Cheng and her colleagues wanted to know which genes were being expressed (that is, translated into proteins) at high levels in one representative species of Antarctic notothenioid, Dissostichus mawsoni.

They analyzed gene expression in four tissues: the brain, liver, head kidney (the primary blood-forming organ in fish) and ovary of D. mawsoni.

"We saw this very peculiar profile where in each of these tissues the proteins that are highly expressed are from a small set of genes," Cheng said. "Each tissue makes all kinds of transcripts - the genetic messages that are made into proteins - but we found that a small group of genes dominates the transcriptional process."

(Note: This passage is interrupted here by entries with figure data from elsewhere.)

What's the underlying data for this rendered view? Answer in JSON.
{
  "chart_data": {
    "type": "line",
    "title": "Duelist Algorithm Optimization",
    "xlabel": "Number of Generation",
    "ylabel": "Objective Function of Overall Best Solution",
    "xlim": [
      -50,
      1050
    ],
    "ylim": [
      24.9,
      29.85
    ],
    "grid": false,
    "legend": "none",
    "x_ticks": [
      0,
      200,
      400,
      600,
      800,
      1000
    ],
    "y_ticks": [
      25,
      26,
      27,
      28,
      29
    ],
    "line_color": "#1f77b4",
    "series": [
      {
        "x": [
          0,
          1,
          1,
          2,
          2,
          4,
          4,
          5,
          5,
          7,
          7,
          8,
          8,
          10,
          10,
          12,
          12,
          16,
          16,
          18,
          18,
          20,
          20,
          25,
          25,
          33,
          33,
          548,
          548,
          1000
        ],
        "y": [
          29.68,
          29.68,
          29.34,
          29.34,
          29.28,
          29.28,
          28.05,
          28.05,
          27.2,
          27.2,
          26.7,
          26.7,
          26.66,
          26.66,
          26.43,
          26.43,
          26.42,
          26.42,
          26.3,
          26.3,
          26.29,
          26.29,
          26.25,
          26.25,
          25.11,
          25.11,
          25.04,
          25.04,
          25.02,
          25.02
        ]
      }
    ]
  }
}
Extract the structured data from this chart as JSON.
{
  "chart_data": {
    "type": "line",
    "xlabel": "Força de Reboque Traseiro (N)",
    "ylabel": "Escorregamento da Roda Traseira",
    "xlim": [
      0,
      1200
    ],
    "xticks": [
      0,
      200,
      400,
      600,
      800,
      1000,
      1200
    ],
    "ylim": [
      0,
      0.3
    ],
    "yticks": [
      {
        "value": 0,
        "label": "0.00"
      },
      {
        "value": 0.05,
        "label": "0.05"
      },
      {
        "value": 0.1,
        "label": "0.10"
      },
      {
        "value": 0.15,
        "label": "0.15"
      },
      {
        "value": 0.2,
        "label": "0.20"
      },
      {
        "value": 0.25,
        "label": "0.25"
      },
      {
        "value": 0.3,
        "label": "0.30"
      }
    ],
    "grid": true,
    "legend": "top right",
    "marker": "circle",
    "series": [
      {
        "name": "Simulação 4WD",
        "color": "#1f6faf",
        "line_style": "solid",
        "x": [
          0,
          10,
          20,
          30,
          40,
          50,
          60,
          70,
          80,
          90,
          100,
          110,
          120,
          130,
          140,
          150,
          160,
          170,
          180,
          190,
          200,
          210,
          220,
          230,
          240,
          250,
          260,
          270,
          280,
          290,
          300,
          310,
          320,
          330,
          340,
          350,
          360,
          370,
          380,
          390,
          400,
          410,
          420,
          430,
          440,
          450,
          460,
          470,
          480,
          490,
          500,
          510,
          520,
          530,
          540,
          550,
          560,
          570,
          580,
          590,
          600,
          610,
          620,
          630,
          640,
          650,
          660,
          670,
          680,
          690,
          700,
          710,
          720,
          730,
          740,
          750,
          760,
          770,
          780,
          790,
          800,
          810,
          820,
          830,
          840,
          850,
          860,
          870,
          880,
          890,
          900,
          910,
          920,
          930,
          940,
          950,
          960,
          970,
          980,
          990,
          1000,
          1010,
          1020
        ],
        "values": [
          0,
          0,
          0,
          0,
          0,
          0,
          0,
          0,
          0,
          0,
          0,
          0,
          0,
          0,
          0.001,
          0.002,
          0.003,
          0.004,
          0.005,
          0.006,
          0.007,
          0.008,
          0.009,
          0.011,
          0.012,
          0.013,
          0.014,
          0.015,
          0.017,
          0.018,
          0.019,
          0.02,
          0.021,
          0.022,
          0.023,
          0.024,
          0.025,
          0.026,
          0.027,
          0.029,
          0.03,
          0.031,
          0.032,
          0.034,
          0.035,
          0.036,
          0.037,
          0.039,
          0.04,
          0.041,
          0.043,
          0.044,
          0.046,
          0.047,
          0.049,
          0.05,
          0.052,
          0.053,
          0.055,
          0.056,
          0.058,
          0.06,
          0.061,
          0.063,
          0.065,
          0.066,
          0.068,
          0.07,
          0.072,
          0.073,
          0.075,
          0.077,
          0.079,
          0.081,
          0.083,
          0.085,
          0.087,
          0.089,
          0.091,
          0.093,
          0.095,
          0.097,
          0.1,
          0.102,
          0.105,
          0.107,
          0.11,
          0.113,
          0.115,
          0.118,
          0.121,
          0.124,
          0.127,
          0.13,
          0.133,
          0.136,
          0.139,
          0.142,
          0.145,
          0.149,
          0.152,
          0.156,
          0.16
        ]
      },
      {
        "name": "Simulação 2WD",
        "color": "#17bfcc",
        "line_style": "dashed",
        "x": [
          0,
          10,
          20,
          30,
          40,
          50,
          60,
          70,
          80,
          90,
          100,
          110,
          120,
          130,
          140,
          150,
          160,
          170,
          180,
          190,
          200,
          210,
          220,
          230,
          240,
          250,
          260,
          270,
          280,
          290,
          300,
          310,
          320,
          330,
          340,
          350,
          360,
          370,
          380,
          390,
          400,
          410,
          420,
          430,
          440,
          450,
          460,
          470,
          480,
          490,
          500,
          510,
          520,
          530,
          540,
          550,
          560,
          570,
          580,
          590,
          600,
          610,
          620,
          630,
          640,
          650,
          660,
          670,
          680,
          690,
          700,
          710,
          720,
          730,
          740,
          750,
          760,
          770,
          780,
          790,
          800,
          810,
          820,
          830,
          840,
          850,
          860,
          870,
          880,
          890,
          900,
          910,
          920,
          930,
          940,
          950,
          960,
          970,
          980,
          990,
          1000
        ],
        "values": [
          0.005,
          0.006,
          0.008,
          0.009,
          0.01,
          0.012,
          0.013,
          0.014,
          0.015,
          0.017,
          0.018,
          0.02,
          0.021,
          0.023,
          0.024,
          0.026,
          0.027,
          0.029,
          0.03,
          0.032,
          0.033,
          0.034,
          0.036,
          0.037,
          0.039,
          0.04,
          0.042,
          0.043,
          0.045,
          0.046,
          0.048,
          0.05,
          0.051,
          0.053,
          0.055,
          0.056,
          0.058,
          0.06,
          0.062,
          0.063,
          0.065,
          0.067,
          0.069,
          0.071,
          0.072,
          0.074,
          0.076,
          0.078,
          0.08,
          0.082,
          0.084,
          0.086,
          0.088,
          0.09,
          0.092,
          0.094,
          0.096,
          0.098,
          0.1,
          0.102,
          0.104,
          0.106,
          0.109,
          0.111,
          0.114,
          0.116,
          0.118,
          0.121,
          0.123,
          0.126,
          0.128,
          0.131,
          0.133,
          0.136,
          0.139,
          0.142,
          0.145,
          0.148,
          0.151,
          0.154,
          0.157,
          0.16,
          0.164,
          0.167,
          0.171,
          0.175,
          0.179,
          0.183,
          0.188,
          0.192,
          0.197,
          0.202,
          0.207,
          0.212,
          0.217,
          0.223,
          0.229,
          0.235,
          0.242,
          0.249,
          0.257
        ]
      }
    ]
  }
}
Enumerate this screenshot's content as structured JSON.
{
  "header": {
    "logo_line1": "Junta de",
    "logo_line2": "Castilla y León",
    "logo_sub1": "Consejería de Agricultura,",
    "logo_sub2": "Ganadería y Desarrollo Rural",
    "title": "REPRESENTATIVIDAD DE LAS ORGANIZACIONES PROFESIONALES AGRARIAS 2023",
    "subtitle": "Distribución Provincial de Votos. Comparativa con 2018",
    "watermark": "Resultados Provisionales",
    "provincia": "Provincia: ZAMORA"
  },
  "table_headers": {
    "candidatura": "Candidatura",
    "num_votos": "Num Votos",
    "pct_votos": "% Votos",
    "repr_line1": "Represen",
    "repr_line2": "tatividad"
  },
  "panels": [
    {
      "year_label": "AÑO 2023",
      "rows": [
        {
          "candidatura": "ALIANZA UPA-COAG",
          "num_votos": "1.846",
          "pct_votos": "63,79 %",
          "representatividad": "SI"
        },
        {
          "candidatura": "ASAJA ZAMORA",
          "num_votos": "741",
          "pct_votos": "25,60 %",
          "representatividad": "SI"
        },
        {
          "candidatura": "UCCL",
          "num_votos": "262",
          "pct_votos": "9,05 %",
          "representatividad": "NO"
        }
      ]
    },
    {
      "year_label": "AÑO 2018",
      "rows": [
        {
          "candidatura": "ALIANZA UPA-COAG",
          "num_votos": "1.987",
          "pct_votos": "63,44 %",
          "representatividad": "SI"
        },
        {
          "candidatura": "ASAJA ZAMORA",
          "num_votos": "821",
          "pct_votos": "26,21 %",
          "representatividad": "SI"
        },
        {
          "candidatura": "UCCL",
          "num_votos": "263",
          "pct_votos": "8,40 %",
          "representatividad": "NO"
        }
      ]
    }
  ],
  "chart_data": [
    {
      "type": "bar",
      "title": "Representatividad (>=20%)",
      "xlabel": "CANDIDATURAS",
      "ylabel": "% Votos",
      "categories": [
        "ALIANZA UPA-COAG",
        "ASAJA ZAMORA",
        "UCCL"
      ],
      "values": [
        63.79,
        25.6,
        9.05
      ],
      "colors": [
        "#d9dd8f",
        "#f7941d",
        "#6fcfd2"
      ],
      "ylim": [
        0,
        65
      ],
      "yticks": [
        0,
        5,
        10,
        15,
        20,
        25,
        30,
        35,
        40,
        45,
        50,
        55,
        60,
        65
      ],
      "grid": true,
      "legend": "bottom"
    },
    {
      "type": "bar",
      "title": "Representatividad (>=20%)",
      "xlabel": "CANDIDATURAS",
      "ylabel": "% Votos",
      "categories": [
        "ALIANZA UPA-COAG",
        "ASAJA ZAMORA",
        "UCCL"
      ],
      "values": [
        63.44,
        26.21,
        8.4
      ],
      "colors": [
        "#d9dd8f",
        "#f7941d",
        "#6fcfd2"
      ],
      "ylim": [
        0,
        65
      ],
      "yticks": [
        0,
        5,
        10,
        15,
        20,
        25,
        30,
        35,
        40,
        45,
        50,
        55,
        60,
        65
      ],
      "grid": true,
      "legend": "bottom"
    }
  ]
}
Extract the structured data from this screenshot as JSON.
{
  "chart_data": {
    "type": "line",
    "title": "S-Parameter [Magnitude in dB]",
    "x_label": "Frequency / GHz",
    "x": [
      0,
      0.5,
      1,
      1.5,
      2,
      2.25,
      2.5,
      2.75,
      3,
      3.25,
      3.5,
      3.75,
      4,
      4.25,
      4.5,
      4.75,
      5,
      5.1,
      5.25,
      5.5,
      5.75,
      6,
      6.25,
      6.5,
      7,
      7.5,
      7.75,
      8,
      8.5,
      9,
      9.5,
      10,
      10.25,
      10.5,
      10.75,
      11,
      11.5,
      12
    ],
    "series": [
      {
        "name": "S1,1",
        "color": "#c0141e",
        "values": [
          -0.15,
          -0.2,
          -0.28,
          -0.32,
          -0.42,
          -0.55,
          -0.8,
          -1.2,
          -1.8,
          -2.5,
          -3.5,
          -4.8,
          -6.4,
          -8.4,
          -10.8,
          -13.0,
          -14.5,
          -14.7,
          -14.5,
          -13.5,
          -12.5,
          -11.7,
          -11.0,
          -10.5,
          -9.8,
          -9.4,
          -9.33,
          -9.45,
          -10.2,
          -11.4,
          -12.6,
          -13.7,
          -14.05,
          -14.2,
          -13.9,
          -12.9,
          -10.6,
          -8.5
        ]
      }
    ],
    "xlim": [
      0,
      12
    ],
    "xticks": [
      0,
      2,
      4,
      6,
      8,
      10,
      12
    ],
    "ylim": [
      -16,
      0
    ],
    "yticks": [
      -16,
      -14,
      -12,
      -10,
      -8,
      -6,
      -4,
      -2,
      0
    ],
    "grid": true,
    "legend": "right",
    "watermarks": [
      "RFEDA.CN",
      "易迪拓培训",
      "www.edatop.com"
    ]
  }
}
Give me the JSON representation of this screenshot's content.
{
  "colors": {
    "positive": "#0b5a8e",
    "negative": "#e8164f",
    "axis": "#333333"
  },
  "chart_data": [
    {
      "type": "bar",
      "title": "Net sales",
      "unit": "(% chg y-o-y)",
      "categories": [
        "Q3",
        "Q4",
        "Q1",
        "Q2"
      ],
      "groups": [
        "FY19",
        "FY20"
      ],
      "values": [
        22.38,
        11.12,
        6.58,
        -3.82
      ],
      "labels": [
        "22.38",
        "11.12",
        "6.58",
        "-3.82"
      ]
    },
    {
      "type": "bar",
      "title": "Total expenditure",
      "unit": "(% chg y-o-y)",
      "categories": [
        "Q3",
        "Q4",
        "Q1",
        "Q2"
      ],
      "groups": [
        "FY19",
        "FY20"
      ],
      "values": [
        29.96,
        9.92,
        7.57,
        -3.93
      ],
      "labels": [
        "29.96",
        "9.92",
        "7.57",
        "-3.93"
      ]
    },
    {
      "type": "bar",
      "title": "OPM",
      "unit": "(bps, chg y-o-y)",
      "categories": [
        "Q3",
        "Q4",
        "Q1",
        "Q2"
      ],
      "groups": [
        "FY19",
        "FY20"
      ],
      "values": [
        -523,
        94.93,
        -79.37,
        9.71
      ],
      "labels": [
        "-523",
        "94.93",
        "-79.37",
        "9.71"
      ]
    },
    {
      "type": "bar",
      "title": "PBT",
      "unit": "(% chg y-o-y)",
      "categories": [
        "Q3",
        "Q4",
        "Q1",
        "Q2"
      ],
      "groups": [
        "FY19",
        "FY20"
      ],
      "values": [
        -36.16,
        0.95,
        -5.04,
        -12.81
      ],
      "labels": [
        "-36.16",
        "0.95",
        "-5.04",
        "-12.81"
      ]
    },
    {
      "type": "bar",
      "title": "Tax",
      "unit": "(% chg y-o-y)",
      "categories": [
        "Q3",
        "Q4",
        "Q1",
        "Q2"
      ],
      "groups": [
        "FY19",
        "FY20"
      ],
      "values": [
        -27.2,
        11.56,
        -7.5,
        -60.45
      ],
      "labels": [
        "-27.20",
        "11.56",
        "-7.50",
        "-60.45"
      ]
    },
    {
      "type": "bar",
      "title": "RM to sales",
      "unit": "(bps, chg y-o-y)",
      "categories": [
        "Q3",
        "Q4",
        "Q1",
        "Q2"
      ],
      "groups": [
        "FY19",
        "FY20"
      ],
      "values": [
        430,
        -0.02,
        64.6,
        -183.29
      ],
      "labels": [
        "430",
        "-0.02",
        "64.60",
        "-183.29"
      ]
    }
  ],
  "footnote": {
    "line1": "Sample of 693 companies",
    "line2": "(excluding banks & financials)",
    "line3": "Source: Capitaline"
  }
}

The researchers reasoned that any proteins that gave the fish an advantage in a cold, oxygen-rich environment would be expressed at high levels in the Antarctic fish. But it could also be true that specific tissues simply expressed more of certain proteins.

To get a better idea of whether the genes that were "upregulated" in D. mawsoni enhanced its survival in the Antarctic, the researchers compared gene expression in D. mawsoni and in the same tissues of several unrelated, warm-water fish. They found that most of the genes that were highly expressed in the Antarctic fish were not elevated in the warm-water fish.

When they analyzed the upregulated genes, the researchers found that many of them coded for proteins that respond to environmental stress. There were many chaperone proteins, including "heat shock proteins," for example, which protect other proteins from being damaged by stresses such as extreme cold (or heat).

Other proteins, called ubiquitins, were also expressed at higher levels in the Antarctic fish. Ubiquitins help maintain the health of cells and tissues by targeting damaged proteins for destruction.

The researchers also found very high expression of genes coding for proteins that scavenge reactive oxygen atoms or molecules in cells or alleviate oxidative cell damage or cell death. These proteins help the fish combat oxidative stress in the oxygen-rich Southern Ocean. (Oxygen dissolves much more readily in cold water, and high oxygen levels can produce highly reactive atoms or molecules that can damage cells and tissues.)

"Many of the proteins that were upregulated in the Antarctic fish are involved in maintaining the integrity of functional proteins and cells in these fish," Cheng said.

The researchers also compared gene frequency in the Antarctic fish to that of their warm-water cousins, the three families of notothenioids that have never lived in icy waters. They found that many of the same genes that were upregulated in the Antarctic fish were also present in greater numbers than in their warm-water cousins. The actual genes had been duplicated, occurring three- to 300-fold more often in the genome of the Antarctic fish than in their warm-water cousins.

"The many more copies of these genes in the Antarctic fish would empower greater transcription and provide more of the needed protein functions," Cheng said. "We have direct verification that these genes are indeed highly duplicated in the Antarctic species relative to their non-Antarctic cousins that have never seen cold water."

Cheng said the findings could help scientists understand how global climate change will affect the cold-water fish.

"If you have a drastic rise in the water temperature we don't know how well the Antarctic fish will adapt, whether they will die out or not," Cheng said. "And if they do, then the whole Antarctic food web will be drastically affected."